In the following scene, narrative perspective is granted to Calum as his goodbye to Sophie unfolds. Well’s use of the VHS offers full visual authority to Calum and the audience witnesses the event through his subjective perception. The camera’s shaky movement and low quality denote the style of handheld footage, connoting the reminiscence of a nostalgia-soaked memory of Sophie’s final moments with her father. The camera’s instability could mirror Calum’s emotional volatility; he is shaking with emotion at the prospect of saying a final goodbye. The zoomed-in shot creates a close-up of Sophie, identifying her as the primary focus. This is amplified by subjective tracking shots which keep Sophie central to the frame composition and thereby to Calum’s perspective of the world. In juxtaposition to the camera movement, the VHS clip freezes on an image of Sophie waving goodbye. The camera dwells on Sophie and compresses the narrative tense, freezing her in Calum’s memory. This could indicate a final moment of clarity for Calum as he focuses on the most important part of his life before he ends his. As will soon be revealed, the VHS footage presented to the audience is being watched on television by adult Sophie. She is likely using the tapes to fill gaps in her memory and transport herself to a time when they were together. Again, this could be perceived as a searching behaviour where she uses visual stimuli to feel closer to Calum. Revealing that adult Sophie is playing the VHS clip brings significance to the frozen frame – perhaps she is not only searching for her father, but remainders of her past self as she grieves the loss of who she was before his death and a future taken from her.

Then, the camera pans to unrestrict the audience’s view and reveals the clip as footage on a television screen. The movement, symbolic of time passing, establishes an apartment. Cool-toned, melancholic colour grading creates a stagnant and lifeless tone, harshly juxtaposing the warm nostalgia and dreamlike effect of Sophie’s memories. It mirrors the cool colouring of imagined scenes of Calum, developing the theory that Sophie now struggles like him. At 180 degrees, adult Sophie is revealed watching the tapes in cathartic reminiscence. The binary opposition between a smiley young Sophie and a mournful adult Sophie is highly emotive for the audience; a singular camera movement bridges the gap between who she was and who she is – everything that her father will not be there to witness. The crossing of the 180-degree line places adult Sophie where the receiver would be, cementing the narrative from Sophie’s physical and mental perspective. This anchors the theory that the film is Sophie’s memory of Calum, collated through what she remembers, evidence from the VHS, and her imagination. The audience has become a witness to Sophie’s retelling of events, meaning scenes of Calum where Sophie is not present were likely fabricated by a mature, aware Sophie.
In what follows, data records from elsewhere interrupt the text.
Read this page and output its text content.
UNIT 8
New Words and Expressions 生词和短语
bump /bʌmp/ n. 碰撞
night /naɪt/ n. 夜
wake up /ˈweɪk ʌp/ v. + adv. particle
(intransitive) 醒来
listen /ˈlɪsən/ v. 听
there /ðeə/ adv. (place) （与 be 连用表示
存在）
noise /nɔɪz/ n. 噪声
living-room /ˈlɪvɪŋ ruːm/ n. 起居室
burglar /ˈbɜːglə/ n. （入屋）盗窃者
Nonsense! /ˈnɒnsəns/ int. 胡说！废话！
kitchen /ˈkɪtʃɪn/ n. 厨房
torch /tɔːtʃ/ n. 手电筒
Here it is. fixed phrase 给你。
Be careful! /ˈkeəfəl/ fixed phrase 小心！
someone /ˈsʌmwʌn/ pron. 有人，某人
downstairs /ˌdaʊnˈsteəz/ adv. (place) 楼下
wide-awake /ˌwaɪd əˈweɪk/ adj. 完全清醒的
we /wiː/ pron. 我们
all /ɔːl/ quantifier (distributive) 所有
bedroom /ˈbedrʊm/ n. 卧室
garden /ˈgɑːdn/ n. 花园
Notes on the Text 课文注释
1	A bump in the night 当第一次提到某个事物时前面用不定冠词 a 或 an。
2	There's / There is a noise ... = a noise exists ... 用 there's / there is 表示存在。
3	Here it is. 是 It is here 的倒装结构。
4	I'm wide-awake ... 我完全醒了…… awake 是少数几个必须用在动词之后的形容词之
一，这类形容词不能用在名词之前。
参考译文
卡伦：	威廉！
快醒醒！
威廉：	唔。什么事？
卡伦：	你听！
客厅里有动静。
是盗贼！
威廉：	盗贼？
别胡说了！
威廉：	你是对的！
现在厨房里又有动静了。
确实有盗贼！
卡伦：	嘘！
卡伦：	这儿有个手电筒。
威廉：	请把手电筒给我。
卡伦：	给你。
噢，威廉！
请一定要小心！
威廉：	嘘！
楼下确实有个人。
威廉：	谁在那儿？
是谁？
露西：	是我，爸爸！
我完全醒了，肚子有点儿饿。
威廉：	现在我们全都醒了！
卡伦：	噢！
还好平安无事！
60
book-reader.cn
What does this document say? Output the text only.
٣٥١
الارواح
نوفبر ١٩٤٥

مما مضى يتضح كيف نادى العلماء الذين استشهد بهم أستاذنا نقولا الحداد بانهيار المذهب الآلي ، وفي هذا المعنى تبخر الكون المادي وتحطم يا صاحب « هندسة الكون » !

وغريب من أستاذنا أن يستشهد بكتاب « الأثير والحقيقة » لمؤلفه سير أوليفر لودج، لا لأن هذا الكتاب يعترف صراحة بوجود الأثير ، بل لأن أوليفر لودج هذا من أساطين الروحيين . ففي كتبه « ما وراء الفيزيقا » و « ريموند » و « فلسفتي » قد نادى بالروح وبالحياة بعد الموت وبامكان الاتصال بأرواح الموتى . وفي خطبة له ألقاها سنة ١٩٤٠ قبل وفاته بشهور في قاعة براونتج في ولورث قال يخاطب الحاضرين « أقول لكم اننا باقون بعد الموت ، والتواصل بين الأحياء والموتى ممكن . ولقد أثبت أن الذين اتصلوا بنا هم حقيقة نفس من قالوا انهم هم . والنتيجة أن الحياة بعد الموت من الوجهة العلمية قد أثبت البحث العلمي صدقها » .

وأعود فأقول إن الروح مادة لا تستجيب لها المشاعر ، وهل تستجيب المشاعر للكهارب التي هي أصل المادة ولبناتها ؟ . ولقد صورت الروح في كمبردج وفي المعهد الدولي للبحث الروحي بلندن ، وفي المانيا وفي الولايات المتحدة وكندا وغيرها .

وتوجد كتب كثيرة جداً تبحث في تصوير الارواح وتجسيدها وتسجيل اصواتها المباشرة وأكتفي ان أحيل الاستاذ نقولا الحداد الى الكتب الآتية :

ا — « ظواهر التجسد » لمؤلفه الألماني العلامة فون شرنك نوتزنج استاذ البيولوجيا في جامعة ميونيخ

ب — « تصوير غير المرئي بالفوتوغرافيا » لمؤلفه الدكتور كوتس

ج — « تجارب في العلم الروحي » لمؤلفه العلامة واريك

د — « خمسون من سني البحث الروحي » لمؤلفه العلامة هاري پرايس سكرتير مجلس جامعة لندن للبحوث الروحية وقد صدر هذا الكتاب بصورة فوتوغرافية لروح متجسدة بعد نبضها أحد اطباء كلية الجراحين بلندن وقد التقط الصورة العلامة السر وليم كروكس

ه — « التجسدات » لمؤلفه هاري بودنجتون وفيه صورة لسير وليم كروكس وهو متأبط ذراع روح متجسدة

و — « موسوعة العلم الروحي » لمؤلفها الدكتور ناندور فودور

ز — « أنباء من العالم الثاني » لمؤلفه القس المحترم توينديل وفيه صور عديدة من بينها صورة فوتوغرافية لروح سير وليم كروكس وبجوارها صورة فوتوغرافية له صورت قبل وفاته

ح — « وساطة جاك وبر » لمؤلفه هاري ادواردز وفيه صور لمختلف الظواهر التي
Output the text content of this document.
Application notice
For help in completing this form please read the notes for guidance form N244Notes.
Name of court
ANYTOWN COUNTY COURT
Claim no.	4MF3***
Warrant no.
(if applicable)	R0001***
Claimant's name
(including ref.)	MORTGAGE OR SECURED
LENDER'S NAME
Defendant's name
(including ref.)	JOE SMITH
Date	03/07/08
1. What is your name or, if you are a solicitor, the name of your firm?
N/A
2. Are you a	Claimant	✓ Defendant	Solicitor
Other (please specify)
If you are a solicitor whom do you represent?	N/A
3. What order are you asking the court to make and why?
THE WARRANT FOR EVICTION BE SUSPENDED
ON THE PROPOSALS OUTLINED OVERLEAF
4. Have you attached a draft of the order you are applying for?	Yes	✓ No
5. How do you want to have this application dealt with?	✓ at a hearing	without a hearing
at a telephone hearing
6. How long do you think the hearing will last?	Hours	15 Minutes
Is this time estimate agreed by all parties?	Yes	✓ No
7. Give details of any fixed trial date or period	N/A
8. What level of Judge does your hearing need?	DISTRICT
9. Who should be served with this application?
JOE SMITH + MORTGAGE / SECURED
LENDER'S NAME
A 360-degree rotation reveals Calum behind the VHS camera and shows him turning away and walking through an empty corridor, suggestive of a liminal space. The full rotation back to the moment at the airport implies it was a pivotal moment in Sophie’s life, the catalyst for her entire world changing. The camera is still as Calum walks further away, out of frame and into Sophie’s memory. Calum’s death is never confirmed but is inferred when he enters the dark room. The ambiguous ending is ironic: the audience is left feeling incomplete, a full sense of conclusion taken from them, echoing Sophie’s experience of loss. However, the story is not in the ending, but in all the small moments we remember. Wells uses memory as a storytelling device to explore loss, emphasising how memories are important in the face of grief. Through visual and narrative choices, she draws attention to dualistic themes of Aftersun: adulthood and childhood, love and loss, and memory and reality.